Subrogation is a concept that's well-known among legal and insurance firms but rarely by the customers who employ them. Rather than leave it to the professionals, it would be in your self-interest to comprehend the nuances of the process. The more you know, the more likely it is that an insurance lawsuit will work out favorably.
Any insurance policy you hold is a promise that, if something bad occurs, the company that insures the policy will make restitutions in one way or another in a timely manner. If your vehicle is in a fender-bender, insurance adjusters (and the judicial system, when necessary) decide who was at fault and that person's insurance pays out.
But since determining who is financially responsible for services or repairs is often a confusing affair – and time spent waiting often adds to the damage to the victim – insurance companies often decide to pay up front and assign blame after the fact. They then need a mechanism to regain the costs if, when all is said and done, they weren't actually responsible for the payout.
Let's Look at an Example
You rush into the hospital with a sliced-open finger. You hand the nurse your health insurance card and he records your plan details. You get taken care of and your insurer gets a bill for the medical care. But on the following afternoon, when you get to your workplace – where the accident occurred – you are given workers compensation paperwork to fill out. Your employer's workers comp policy is in fact responsible for the payout, not your health insurance. The latter has a right to recover its costs in some way.
How Subrogation Works
This is where subrogation comes in. It is the method that an insurance company uses to claim payment when it pays out a claim that turned out not to be its responsibility. Some insurance firms have in-house property damage lawyers and personal injury attorneys, or a department dedicated to subrogation; others contract with a law firm. Ordinarily, only you can sue for damages to your person or property.

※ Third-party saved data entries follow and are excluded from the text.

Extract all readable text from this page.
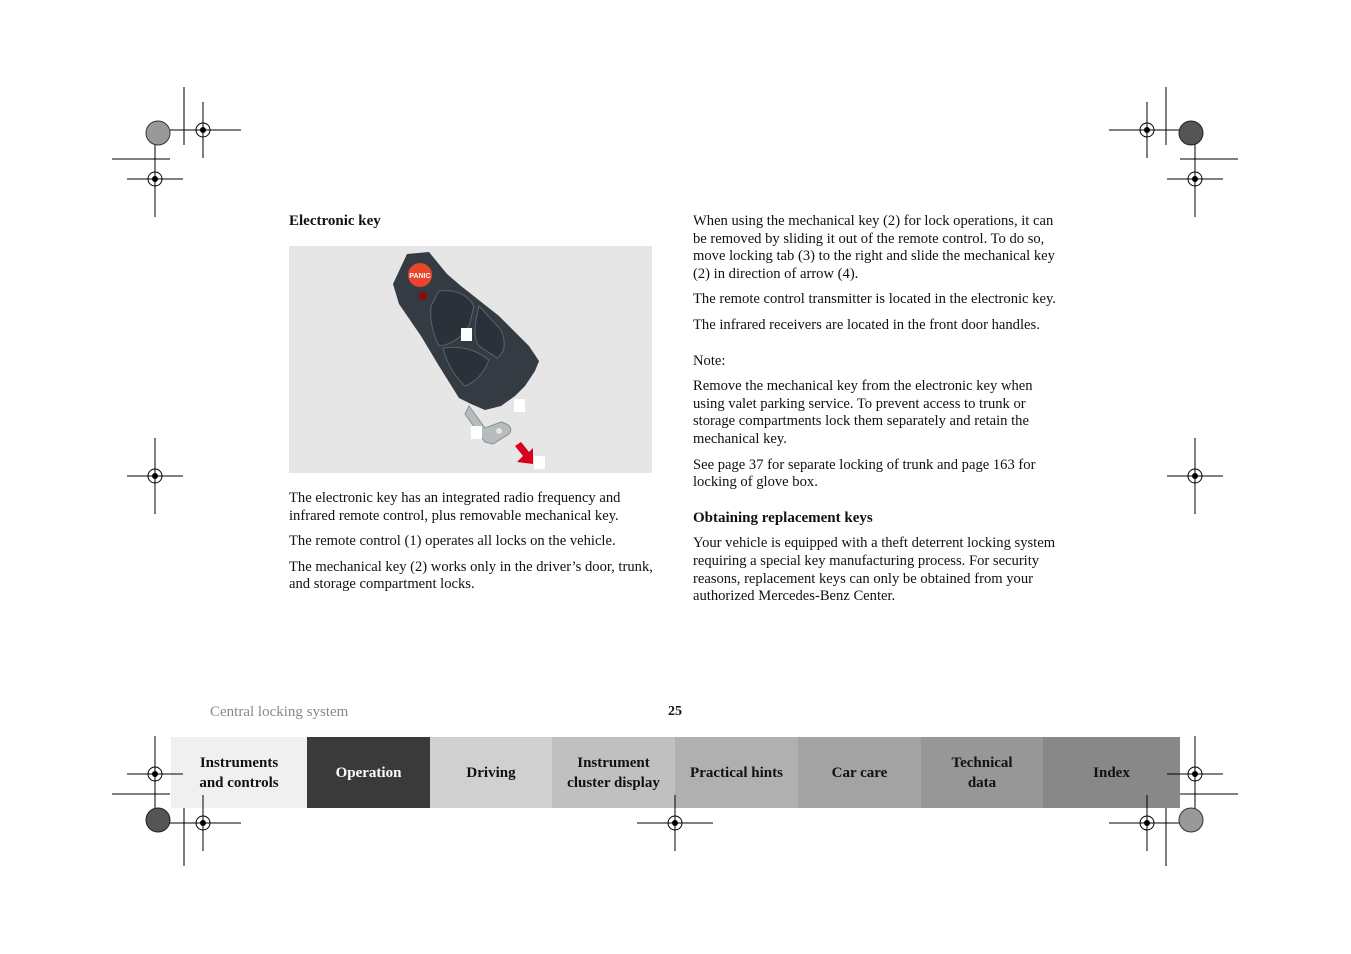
Electronic key
PANIC

The electronic key has an integrated radio frequency and infrared remote control, plus removable mechanical key.

The remote control (1) operates all locks on the vehicle.

The mechanical key (2) works only in the driver’s door, trunk, and storage compartment locks.

When using the mechanical key (2) for lock operations, it can be removed by sliding it out of the remote control. To do so, move locking tab (3) to the right and slide the mechanical key (2) in direction of arrow (4).

The remote control transmitter is located in the electronic key.

The infrared receivers are located in the front door handles.

Note:

Remove the mechanical key from the electronic key when using valet parking service. To prevent access to trunk or storage compartments lock them separately and retain the mechanical key.

See page 37 for separate locking of trunk and page 163 for locking of glove box.

Obtaining replacement keys

Your vehicle is equipped with a theft deterrent locking system requiring a special key manufacturing process. For security reasons, replacement keys can only be obtained from your authorized Mercedes-Benz Center.

Central locking system	25
Instruments and controls
Operation	Driving
Instrument cluster display
Practical hints	Car care
Technical data
Index
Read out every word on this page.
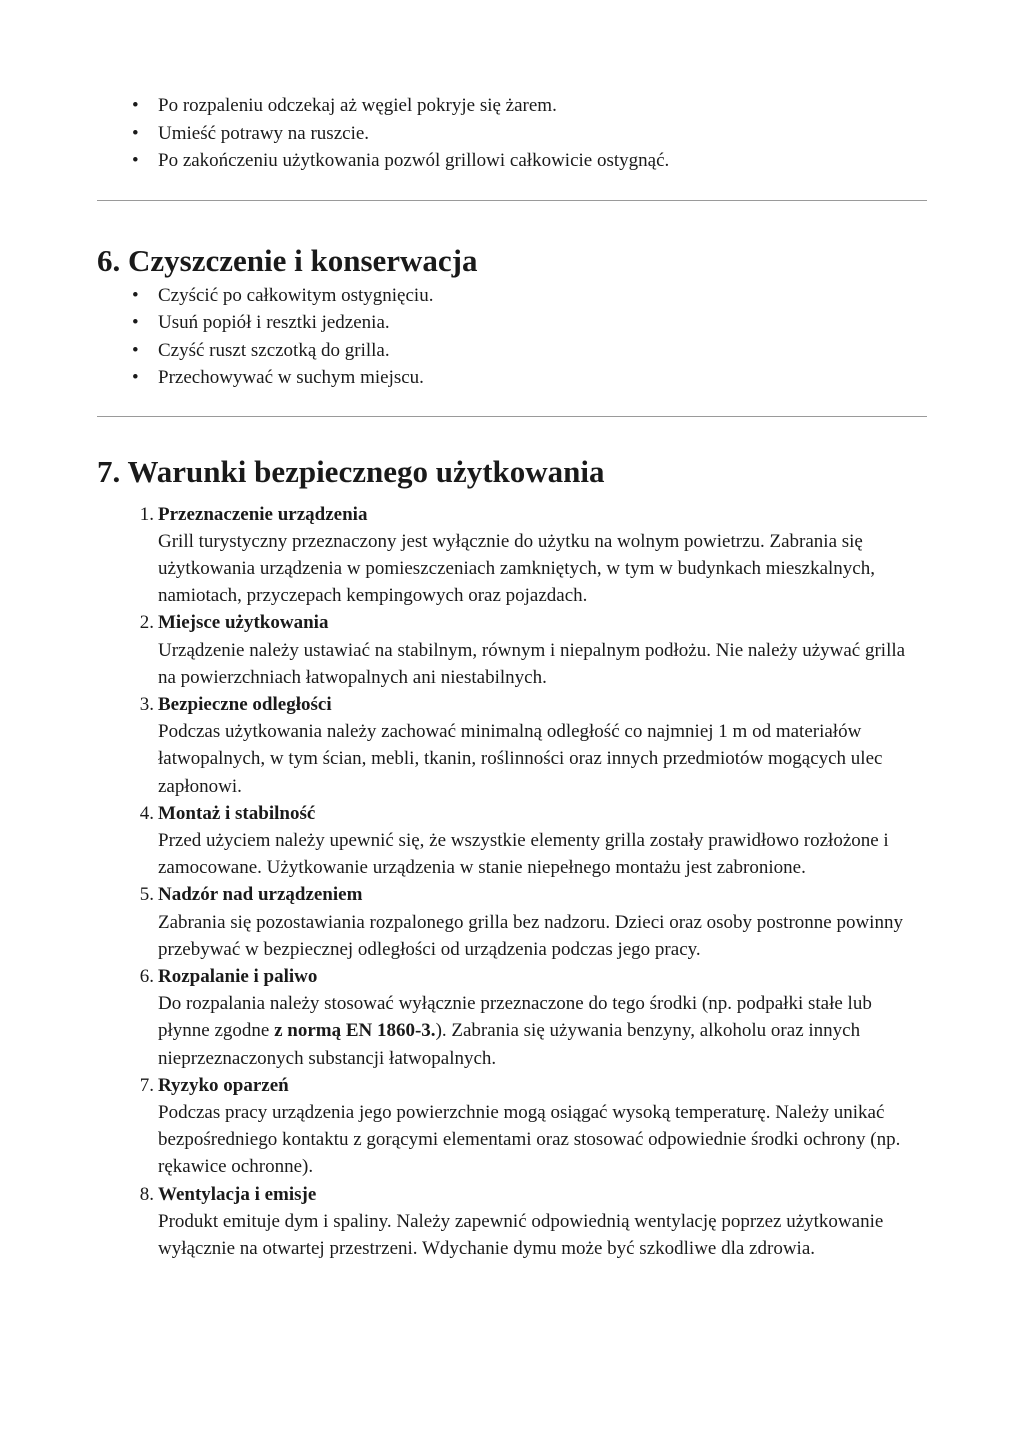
• Po rozpaleniu odczekaj aż węgiel pokryje się żarem.
• Umieść potrawy na ruszcie.
• Po zakończeniu użytkowania pozwól grillowi całkowicie ostygnąć.
6. Czyszczenie i konserwacja
• Czyścić po całkowitym ostygnięciu.
• Usuń popiół i resztki jedzenia.
• Czyść ruszt szczotką do grilla.
• Przechowywać w suchym miejscu.
7. Warunki bezpiecznego użytkowania
1. Przeznaczenie urządzenia
Grill turystyczny przeznaczony jest wyłącznie do użytku na wolnym powietrzu. Zabrania się użytkowania urządzenia w pomieszczeniach zamkniętych, w tym w budynkach mieszkalnych, namiotach, przyczepach kempingowych oraz pojazdach.
2. Miejsce użytkowania
Urządzenie należy ustawiać na stabilnym, równym i niepalnym podłożu. Nie należy używać grilla na powierzchniach łatwopalnych ani niestabilnych.
3. Bezpieczne odległości
Podczas użytkowania należy zachować minimalną odległość co najmniej 1 m od materiałów łatwopalnych, w tym ścian, mebli, tkanin, roślinności oraz innych przedmiotów mogących ulec zapłonowi.
4. Montaż i stabilność
Przed użyciem należy upewnić się, że wszystkie elementy grilla zostały prawidłowo rozłożone i zamocowane. Użytkowanie urządzenia w stanie niepełnego montażu jest zabronione.
5. Nadzór nad urządzeniem
Zabrania się pozostawiania rozpalonego grilla bez nadzoru. Dzieci oraz osoby postronne powinny przebywać w bezpiecznej odległości od urządzenia podczas jego pracy.
6. Rozpalanie i paliwo
Do rozpalania należy stosować wyłącznie przeznaczone do tego środki (np. podpałki stałe lub płynne zgodne z normą EN 1860-3.). Zabrania się używania benzyny, alkoholu oraz innych nieprzeznaczonych substancji łatwopalnych.
7. Ryzyko oparzeń
Podczas pracy urządzenia jego powierzchnie mogą osiągać wysoką temperaturę. Należy unikać bezpośredniego kontaktu z gorącymi elementami oraz stosować odpowiednie środki ochrony (np. rękawice ochronne).
8. Wentylacja i emisje
Produkt emituje dym i spaliny. Należy zapewnić odpowiednią wentylację poprzez użytkowanie wyłącznie na otwartej przestrzeni. Wdychanie dymu może być szkodliwe dla zdrowia.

But under subrogation law, your insurer is considered to have some of your rights in exchange for having taken care of the damages. It can go after the money that was originally due to you, because it has covered the amount already.
How Does This Affect Me?
For one thing, if your insurance policy stipulated a deductible, your insurer wasn't the only one that had to pay. In a $10,000 accident with a $1,000 deductible, you lost some money too – namely, $1,000. If your insurer is timid on any subrogation case it might not win, it might opt to recover its losses by upping your premiums. On the other hand, if it has a proficient legal team and goes after them efficiently, it is doing you a favor as well as itself. If all $10,000 is recovered, you will get your full $1,000 deductible back. If it recovers half (for instance, in a case where you are found 50 percent to blame), you'll typically get half your deductible back, depending on the laws in your state.
In addition, if the total expense of an accident is more than your maximum coverage amount, you could be in for a stiff bill. If your insurance company or its property damage lawyers, such as family law attorney 23294, successfully press a subrogation case, it will recover your losses as well as its own.
All insurers are not created equal. When comparing, it's worth weighing the records of competing companies to find out whether they pursue legitimate subrogation claims; if they resolve those claims without dragging their feet; if they keep their accountholders apprised as the case goes on; and if they then process successfully won reimbursements immediately so that you can get your deductible back and move on with your life. If, on the other hand, an insurance firm has a record of honoring claims that aren't its responsibility and then covering its bottom line by raising your premiums, you'll feel the sting later.